Hoje, talvez, esse documento não seria mais escrito naqueles termos. Mas a substância da doutrina não mudou. “A Igreja dá respostas a problemas que a sociedade já superou. E as respostas que dá, de fato, não valem mais.” Assim se expressava o biblista Alberto Maggi, em uma entrevista ao La Repubblica do dia 16 de março.
Não parece possível frear o debate em curso, nem interromper com medidas de autoridade aqueles pastores, padres e bispos, que há muito tempo abençoam os casais de homossexuais. É significativo que o Avvenire, o jornal da Conferência Episcopal Italiana (que normalmente não se distingue pela audácia das suas posições), tenha efetivamente noticiado o texto do responsum, sem contraposições nem críticas, mas apresentando também, na mesma página, uma série de opiniões teológicas diferenciadas, abertas e possibilistas.
Talvez nem todos conheçam a esplêndida Carta Aberta escrita ao Papa Francisco pelos pais e mães da Rede 3VolteGenitori (Rede Nacional de Pais Cristãos com Filhos e Filhas LGBT), publicada no dia 17 de março de 2021 no site Gionata.org [na íntegra em italiano aqui]:
“Caríssimo Papa Francisco, não podemos calar, como pais católicos com filhos e filhas LGBT, o sofrimento que nos provocou a leitura do responsum (...).
“Sim, para nós, bênção significa ‘dizer bem’ e nós só podemos dizer bem sobre estes filhos e filhas ricos de sensibilidade e de atenção, capazes às vezes de testemunhar uma fé e uma esperança contra toda esperança. Para nós, abençoar significa também reconhecer o bem que há neles e na sua capacidade de amar e de se dedicar, de ser fiéis, de construir um projeto de vida.
“Quando isso ocorre, nós os vemos serenos, em harmonia com eles mesmos e com a sociedade que os rodeia. Vemo-los florescendo e realizando na sua relação de amor aquela que é a vocação primitiva e fundante de cada um: ser amado como se é, amar-se, para poder amar de volta.
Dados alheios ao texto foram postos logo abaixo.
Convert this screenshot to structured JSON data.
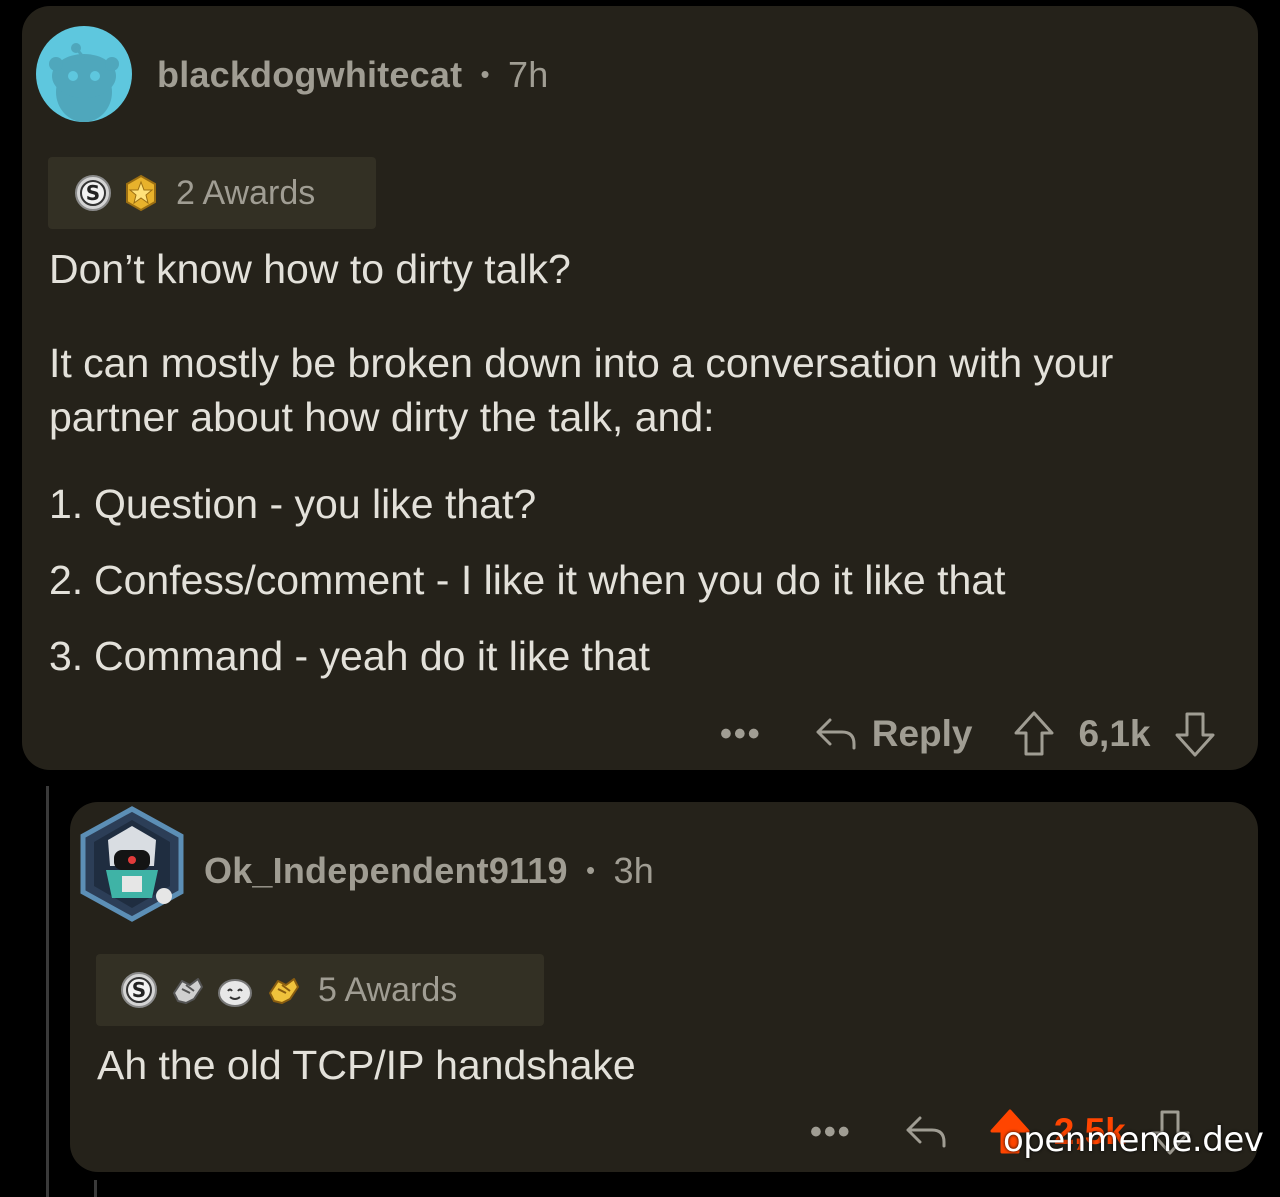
{
  "comments": [
    {
      "username": "blackdogwhitecat",
      "separator": "•",
      "time": "7h",
      "awards_label": "2 Awards",
      "paragraphs": [
        "Don’t know how to dirty talk?",
        "It can mostly be broken down into a conversation with your partner about how dirty the talk, and:"
      ],
      "list": [
        {
          "num": "1.",
          "text": "Question - you like that?"
        },
        {
          "num": "2.",
          "text": "Confess/comment - I like it when you do it like that"
        },
        {
          "num": "3.",
          "text": "Command - yeah do it like that"
        }
      ],
      "more_label": "•••",
      "reply_label": "Reply",
      "score": "6,1k"
    },
    {
      "username": "Ok_Independent9119",
      "separator": "•",
      "time": "3h",
      "awards_label": "5 Awards",
      "text": "Ah the old TCP/IP handshake",
      "more_label": "•••",
      "score": "2,5k"
    }
  ],
  "watermark": "openmeme.dev",
  "colors": {
    "background": "#000000",
    "card": "#25221a",
    "muted_text": "#a09d93",
    "body_text": "#e3e1da",
    "upvoted": "#ff4500"
  }
}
“Essa é a realidade que os nossos olhos puderam ver em tantos casais e da qual somos testemunhas. Essa é a felicidade do nossos corações de pais e mães!
“Enquanto isso, perturba-nos e dói profundamente que a pedra do ‘pecado’ seja novamente jogada contra eles, porque vivem em plenitude e verdade uma condição existencial que certamente não escolheram (...).
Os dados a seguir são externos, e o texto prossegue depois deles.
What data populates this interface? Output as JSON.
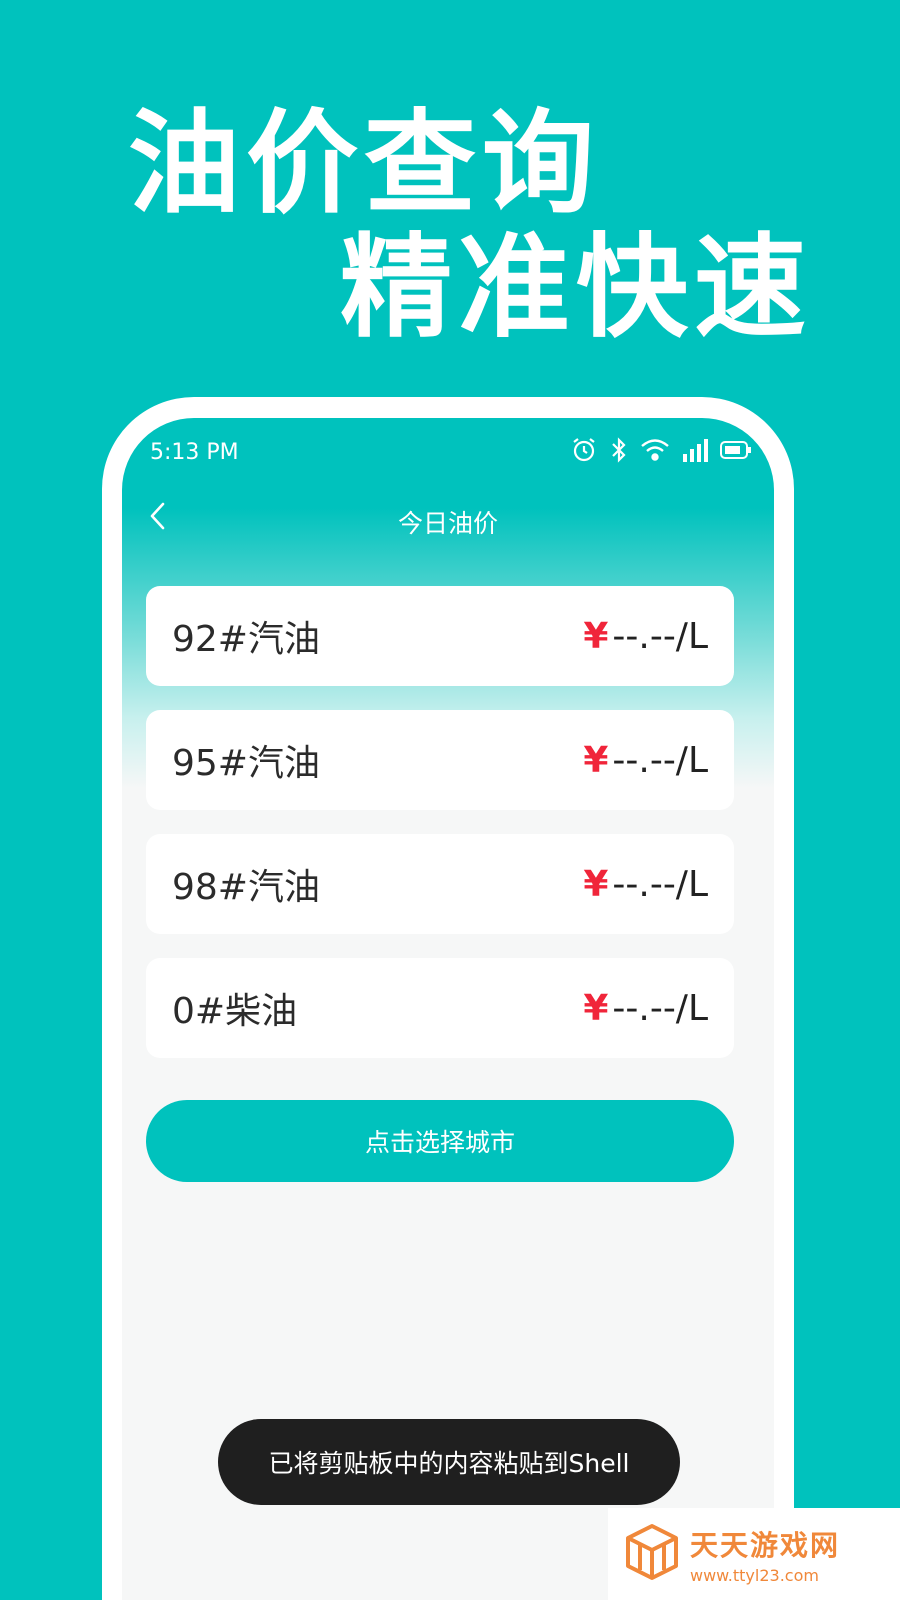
{
  "promo": {
    "line1": "油价查询",
    "line2": "精准快速"
  },
  "status_bar": {
    "time": "5:13 PM",
    "icons": [
      "alarm-icon",
      "bluetooth-icon",
      "wifi-icon",
      "signal-icon",
      "battery-icon"
    ]
  },
  "nav": {
    "title": "今日油价",
    "back_icon": "chevron-left-icon"
  },
  "prices": [
    {
      "name": "92#汽油",
      "currency": "¥",
      "value": "--.--/L"
    },
    {
      "name": "95#汽油",
      "currency": "¥",
      "value": "--.--/L"
    },
    {
      "name": "98#汽油",
      "currency": "¥",
      "value": "--.--/L"
    },
    {
      "name": "0#柴油",
      "currency": "¥",
      "value": "--.--/L"
    }
  ],
  "city_button": {
    "label": "点击选择城市"
  },
  "toast": {
    "message": "已将剪贴板中的内容粘贴到Shell"
  },
  "watermark": {
    "title": "天天游戏网",
    "url": "www.ttyl23.com"
  },
  "colors": {
    "brand": "#00C2BD",
    "price_currency": "#F0253A",
    "watermark": "#F0883A"
  }
}
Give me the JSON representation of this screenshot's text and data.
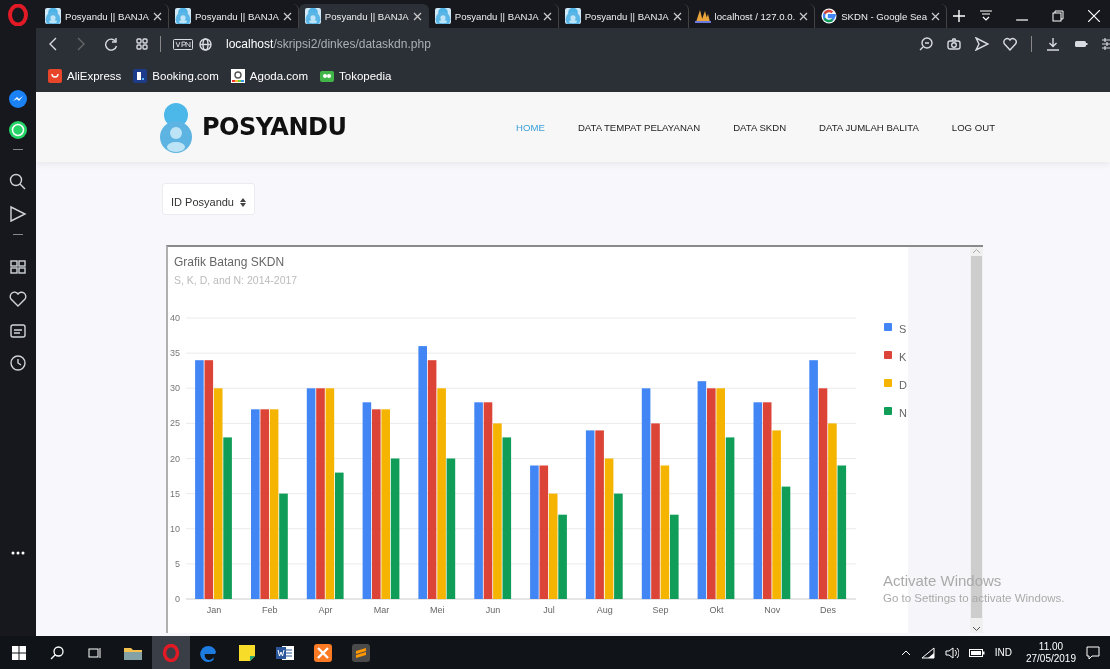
{
  "browser": {
    "tabs": [
      {
        "title": "Posyandu || BANJA",
        "kind": "site",
        "selected": false
      },
      {
        "title": "Posyandu || BANJA",
        "kind": "site",
        "selected": false
      },
      {
        "title": "Posyandu || BANJA",
        "kind": "site",
        "selected": true
      },
      {
        "title": "Posyandu || BANJA",
        "kind": "site",
        "selected": false
      },
      {
        "title": "Posyandu || BANJA",
        "kind": "site",
        "selected": false
      },
      {
        "title": "localhost / 127.0.0.",
        "kind": "database",
        "selected": false
      },
      {
        "title": "SKDN - Google Sea",
        "kind": "search",
        "selected": false
      }
    ],
    "address": {
      "host": "localhost",
      "path": "/skripsi2/dinkes/dataskdn.php"
    },
    "bookmarks": [
      {
        "label": "AliExpress"
      },
      {
        "label": "Booking.com"
      },
      {
        "label": "Agoda.com"
      },
      {
        "label": "Tokopedia"
      }
    ]
  },
  "site": {
    "brand": "POSYANDU",
    "nav": [
      {
        "label": "HOME",
        "selected": true
      },
      {
        "label": "DATA TEMPAT PELAYANAN",
        "selected": false
      },
      {
        "label": "DATA SKDN",
        "selected": false
      },
      {
        "label": "DATA JUMLAH BALITA",
        "selected": false
      },
      {
        "label": "LOG OUT",
        "selected": false
      }
    ]
  },
  "filter": {
    "label": "ID Posyandu"
  },
  "chart_panel": {
    "subtitle": "S, K, D, and N: 2014-2017",
    "chart_data": {
      "type": "bar",
      "title": "Grafik Batang SKDN",
      "categories": [
        "Jan",
        "Feb",
        "Apr",
        "Mar",
        "Mei",
        "Jun",
        "Jul",
        "Aug",
        "Sep",
        "Okt",
        "Nov",
        "Des"
      ],
      "series": [
        {
          "name": "S",
          "color": "#4285f4",
          "values": [
            34,
            27,
            30,
            28,
            36,
            28,
            19,
            24,
            30,
            31,
            28,
            34
          ]
        },
        {
          "name": "K",
          "color": "#db4437",
          "values": [
            34,
            27,
            30,
            27,
            34,
            28,
            19,
            24,
            25,
            30,
            28,
            30
          ]
        },
        {
          "name": "D",
          "color": "#f4b400",
          "values": [
            30,
            27,
            30,
            27,
            30,
            25,
            15,
            20,
            19,
            30,
            24,
            25
          ]
        },
        {
          "name": "N",
          "color": "#0f9d58",
          "values": [
            23,
            15,
            18,
            20,
            20,
            23,
            12,
            15,
            12,
            23,
            16,
            19
          ]
        }
      ],
      "grid": true,
      "legend": "right",
      "ylim": [
        0,
        40
      ],
      "yticks": [
        0,
        5,
        10,
        15,
        20,
        25,
        30,
        35,
        40
      ]
    }
  },
  "os_notice": {
    "title": "Activate Windows",
    "text": "Go to Settings to activate Windows."
  },
  "taskbar": {
    "language": "IND",
    "time": "11.00",
    "date": "27/05/2019"
  }
}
“E, se a Mãe Igreja não tem o ‘poder’ de abençoar esse amor, nós, pais, que somos chamados a ouvir e a apoiar os nossos filhos, podemos abençoá-los hoje e sempre, e encontraremos um ‘sacramental’ para poder fazer isso. E, fazendo isso, pediremos que os nossos filhos e filhas vivam o seu amor de cabeça erguida e de maneira visível, para que esse amor também possa ser sinal e testemunho do amor de Deus pelo seu povo.
“É isso que gostaríamos de dizer ao senhor e aos seus coirmãos bispos, por amor à verdade dos nossos corações e da dignidade dos nossos filhos e filhas, falando justamente de coração a coração.
“Com afeto paterno e materno, os pais e as mães da Rede 3VolteGenitori, pais afortunados.”